Читаем Maid of Baikal: A Novel of the Russian Civil War полностью

“Very well, sir,” he replied in a shaky voice. “Bring your Russians on board, but don’t let them out of your sight till we hit Omsk. Your compartment is in the third car from the front, left side. It’s a sleeper car. I’ll order your meals brought to you there.”

“Thank you, lieutenant,” Ned offered, feeling the knot in his stomach begin to relax.

“Yes, sir,” the duty officer answered stiffly. Then he turned on his heel and left.

* * *

Though the news of the Maid of Baikal’s imminent departure for Omsk must have spread swiftly across Transbaikalia, prompting Bolshevik agents to watch for her on all roads and rail lines west of Irkutsk, the journey to Omsk ended without incident. Despite some discomfort en route caused by the need to keep Zhanna and Boris out of sight, the two youngsters remained in high spirits throughout the trip and showed no signs of fear or fatigue. When Ned or Ivashov complimented Zhanna from time to time on her courage or stamina, her reply was always that she was sent by God and derived all her strength from Him. To that end, every morning and evening she spent the better part of an hour in prayer and meditation, emerging each time with renewed vigor and in a buoyant mood.

Over the next few days, the four travelers spent many long hours telling each other stories from their respective pasts, with Boris Viktorovich soon becoming the favored raconteur among them. For though he was proud and boastful, being the overindulged only child of a prosperous mill owner, he rarely took offense and frequently laughed at himself, sometimes with a silent heaving that made Ned at first think he was choking on food.

As Boris had known Zhanna since childhood, he was able to serve up some colorful anecdotes about her, too. For example, he reported that Zhanna did not utter a word until she was three years old and seemed to live in a world of her own. Once, as a toddler, she nearly died from a deadly illness. She recovered only after a visit from a Buryat shaman, who announced that Zhanna was destined to play a vital role in Siberia’s future and could not die until her fate was fulfilled.

Throughout her childhood, she was known as a free spirit, playing with the local Buryat children, talking to trees, claiming to see spirits, and learning native folklore and Buryat riding tricks from the shaman who saved her life. Zhanna seemed to have a special way with all sorts of animals, wild and domestic. Fierce hunting dogs were gentle with her and injured beasts came to her to be healed. Though her father taught her marksmanship, she refused to hunt wild game and arranged on the sly for farmhands to slaughter chickens and ducks in her place.

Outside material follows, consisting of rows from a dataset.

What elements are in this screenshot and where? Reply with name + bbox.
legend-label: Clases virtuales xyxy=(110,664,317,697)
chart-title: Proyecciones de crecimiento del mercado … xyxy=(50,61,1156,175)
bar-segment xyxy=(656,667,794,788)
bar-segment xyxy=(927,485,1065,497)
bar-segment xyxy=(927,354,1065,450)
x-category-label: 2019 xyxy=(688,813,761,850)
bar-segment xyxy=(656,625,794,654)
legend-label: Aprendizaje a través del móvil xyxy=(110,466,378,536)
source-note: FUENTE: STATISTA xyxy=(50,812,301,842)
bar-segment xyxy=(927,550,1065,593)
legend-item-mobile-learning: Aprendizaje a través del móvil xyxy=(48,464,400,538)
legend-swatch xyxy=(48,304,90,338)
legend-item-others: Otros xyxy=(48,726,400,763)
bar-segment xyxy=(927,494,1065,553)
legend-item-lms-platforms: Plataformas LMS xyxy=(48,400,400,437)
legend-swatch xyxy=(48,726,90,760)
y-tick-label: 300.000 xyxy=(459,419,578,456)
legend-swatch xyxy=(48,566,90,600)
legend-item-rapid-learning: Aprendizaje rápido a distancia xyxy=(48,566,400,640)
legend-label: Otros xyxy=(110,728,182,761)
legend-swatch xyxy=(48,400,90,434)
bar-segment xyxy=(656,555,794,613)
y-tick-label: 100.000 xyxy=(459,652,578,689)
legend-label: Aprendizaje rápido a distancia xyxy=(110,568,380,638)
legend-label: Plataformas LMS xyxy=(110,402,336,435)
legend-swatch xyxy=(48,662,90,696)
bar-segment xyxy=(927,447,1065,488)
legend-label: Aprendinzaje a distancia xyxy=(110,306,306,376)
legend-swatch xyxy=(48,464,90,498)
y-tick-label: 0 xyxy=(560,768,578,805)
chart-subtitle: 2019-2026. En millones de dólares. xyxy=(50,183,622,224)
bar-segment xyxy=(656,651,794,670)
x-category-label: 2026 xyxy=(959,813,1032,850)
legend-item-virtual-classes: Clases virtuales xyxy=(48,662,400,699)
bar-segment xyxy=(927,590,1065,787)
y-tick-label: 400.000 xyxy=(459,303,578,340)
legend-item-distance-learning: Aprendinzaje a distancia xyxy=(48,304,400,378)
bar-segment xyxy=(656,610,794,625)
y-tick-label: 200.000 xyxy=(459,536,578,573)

As she grew older and went off to school, she gave up her tomboyish ways and stopped wearing boys’ clothing, but never lost her mystical bond with the Siberian land and its native peoples. She attended grammar school at a German-style girls’ gymnasium, where she wore a brown serge uniform and took lessons in comportment as well as algebra, geometry, Russian literature, and German and French language. Far from being an ignorant cowherd, as some of her detractors supposed, Zhanna grew into a well-bred young lady, skilled in the household arts while also conversant in political matters from listening to the often heated discussions that arose when government officials visited her father’s house.

Boris recounted how he and his family watched Zhanna develop from an outspoken, headstrong, emotionally volatile fourteen-year-old to the cool-headed, sharp-witted girl she was now, defiant and proud, and possessed of an indefinable something that set her apart from her peers. Of course, by now, Ned knew that Boris had come to idolize the girl and that many of his tales were exaggerated or apocryphal. Not a day went by without Boris proclaiming out of the blue, “In all the world, you won’t find such a girl!” But having seen her at close quarters now for more than a week, Ned could not help but agree. It was only by exerting his utmost self-control that he managed to keep his former infatuation with her at bay.

Only once did they come close to acknowledging the possibility of a relationship between them as man and woman. It was on their second evening in the train, when Ned had set pen to paper and begun to write a letter to his father. Ivashov and Boris were occupied with a two-handed game of cards.

“What are you writing?” Zhanna asked, looking up from her Bible with an expression of casual interest.

“A letter home,” he answered without looking up.

“To your sweetheart?” she inquired in a playful tone, leaning over to glance at the letter.

“Heavens, no,” Ned snapped. “Why do you ask?”

“There’s no sweetheart, then?” she probed.

“Not any more.” Ned’s face remained expressionless as he stared back at her.

“Is that so?” she asked. This time Zhanna’s expression implied that she thought otherwise.

“Not back at home, anyway,” he corrected himself.